RX Seaweeds checklist
A provisional and simplified Checklist of the commoner and larger seaweeds recorded or likely to occur in the wider coastal area of East Sussex to Kent – from the Atlas of British Seaweeds.
Most microscopic as well as larger species are included and are listed below alphabetically under the three Families. Rhodophyceae, Phaeophyceae and Chlorophyceae. Some have common names which are given.
Much more recording needs to be done to have an up-to-date account of the species and status of Seaweeds along the Hastings coast.
Seaweed species are highly adapted to particular niches and there are many species. Seaweeds are algae, primitive plants some of which are associated with the microscopic phytoplankton of the sea while others are larger and attached to physical surfaces in or near the sea by means of holdfasts. These basal structures act as physical anchors for the plant but they do not take in water or nutrients and therefor are not roots as such. However as plants they have chlorophyll and produce energy by photosynthesis in the same manner as do plants on the land. Carbon dioxide and water are synthesised into glucose – and oxygen is released as a part of the process.
Seaweeds are highly adapted to a stressful environment influenced by the gravitational effect of the Moon on the sea. There is a community ecology with zonation of seaweed types depending on the environmental conditions on any part of the coast. This in turn provides many types of habitat for other marine life.
Seaweeds reproduce themselves in a complex life history, with a tiny stage and a larger spore-producing stage.
Rhodophyceae (Red Seaweeds) have green chlorophyll mixed with phycoerythrin, a red pigmentation.
Phaeophycea (Brown Seaweeds) contain the pigment fucoxanthin.
Chlorophyceae (Green Seaweeds) have green chlorophyll.
Calliblepharis ciliata Widespread.
Ceramium virgatum Distinctive. Grows on other seaweeds.

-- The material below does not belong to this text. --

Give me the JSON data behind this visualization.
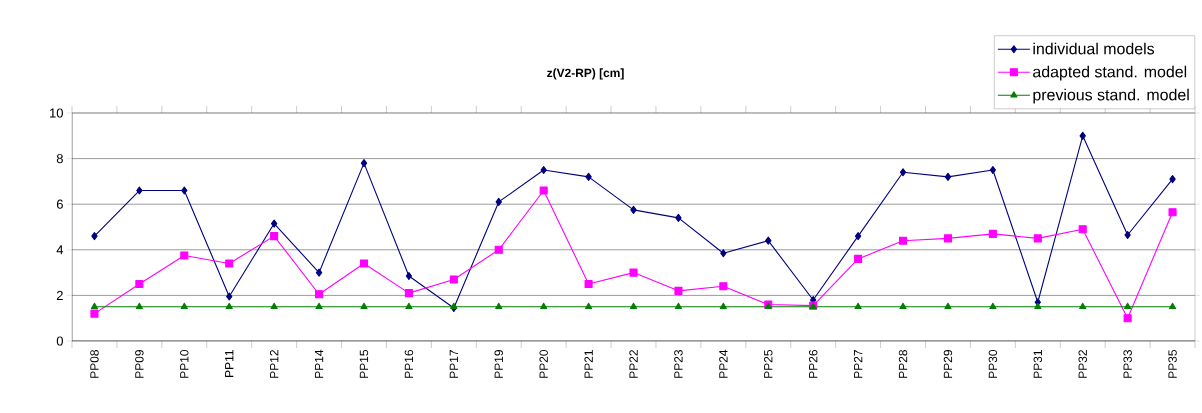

Chondrus crispus Irish Moss. Rocks and pools of the lower shore. Widespread.
Corallina officinalis Coral Weed. Pink chalky red.
Delesseria sanguinea Sea Beech. Shape of a red Beech tree leaf attached to rock.
Dilsea carnosa Red Rags. Distinctive bright red.
Dumontia contorta Long, twisted fronds. Widespread.
Furcellaria lumbricalis Many branced tufts of reddish-brown fronds.
Halurus equisetifolius Sea Mare’s-tail.
Halurus flosculosus Tufted fronds of stiff hairs.
Lomentaria articulata Bead-weed.
Mastocarpus stellatus Grape Pip Weed.
Osmundea pinnatifida Pepper Dulse. Fern-like with strongly built fronds.
Palmaria palmata Dulse. Distinctive broad fronds and small holdfast.
Phymatolithon laevigatum Maerl. Unattached coralline.
Phymatolithon lenormandii Maerl. Unattached coralline.
Plumaria plumosa Feathery branches.
Polysiphonia lanosa An epiphyte, growing on Egg Wrack.
Porphyra leucosticta Laver.
Porphyra linearis Laver.
Porphyra purpurea Laver.
Porphyra umbilicalis Laver.
Pterothamnion plumula Whorles of divided branches on fronds.
Ascophyllum nodosum Egg Wrack. Grows on other seaweeds. Widespread.
Cladostephus spongiosus Slender fronds and branchlets. Widespread.
Dictyota dichotoma Yellowish flattened ribbon fronds with forked tips. Widespread.
Fucus serratus Serrated Wrack. Widespread with distinctive serrate fronds.
Fucus spiralis Spiral Wrack. Widespread. An upper shore seaweed.
Fucus vesiculosus Bladder Wrack. Sheltered rocky shores. Widespread.
Halidrys siliquosa Sea Oak. Distinctive fronds. Widespread.
Laminaria digitata Kelp. Conspicuous shiny brown frons. Widespread.
Laminaria hyperborea Cuvie.A large seaweed commonest in the southwest.
Leathesia difformis Punctured Ball Weed. Spherical yellow-brown on rocks and other seaweeds.
Pelvetia canaliculata Channel Wrack. Mainly in Western Britain.
Petalonia fascia Distinctively twisted fronds. Grows on rocks.
Sargassum muticum Wireweed. Slender branched with round bladders. Introduced.
Scytosiphon lomentaria Beanweed. Tubular fronds with constrictions are distinctive.
Stypocaulon scoparium Sea Flaxweed. Tufted brown on lower shores.
Bryopsis plumosa Hen Pen. Feathery tufted green seaweed quite widespread.
Chaetomorpha linum Delicate tangled tufts in rockpools. Widespread.
Cladophora rupestris Cladophora. Rock pools as a mat of delicate tufted strands.
Enteromorpha intestinalis Gutweed. Widespread on rock pools.
Rhizoclonium riparium Dense springy carpets of threads.
Ulva lactuca Sea Lettuce. Attached to rocks in sheltered areas and can be found on the beach.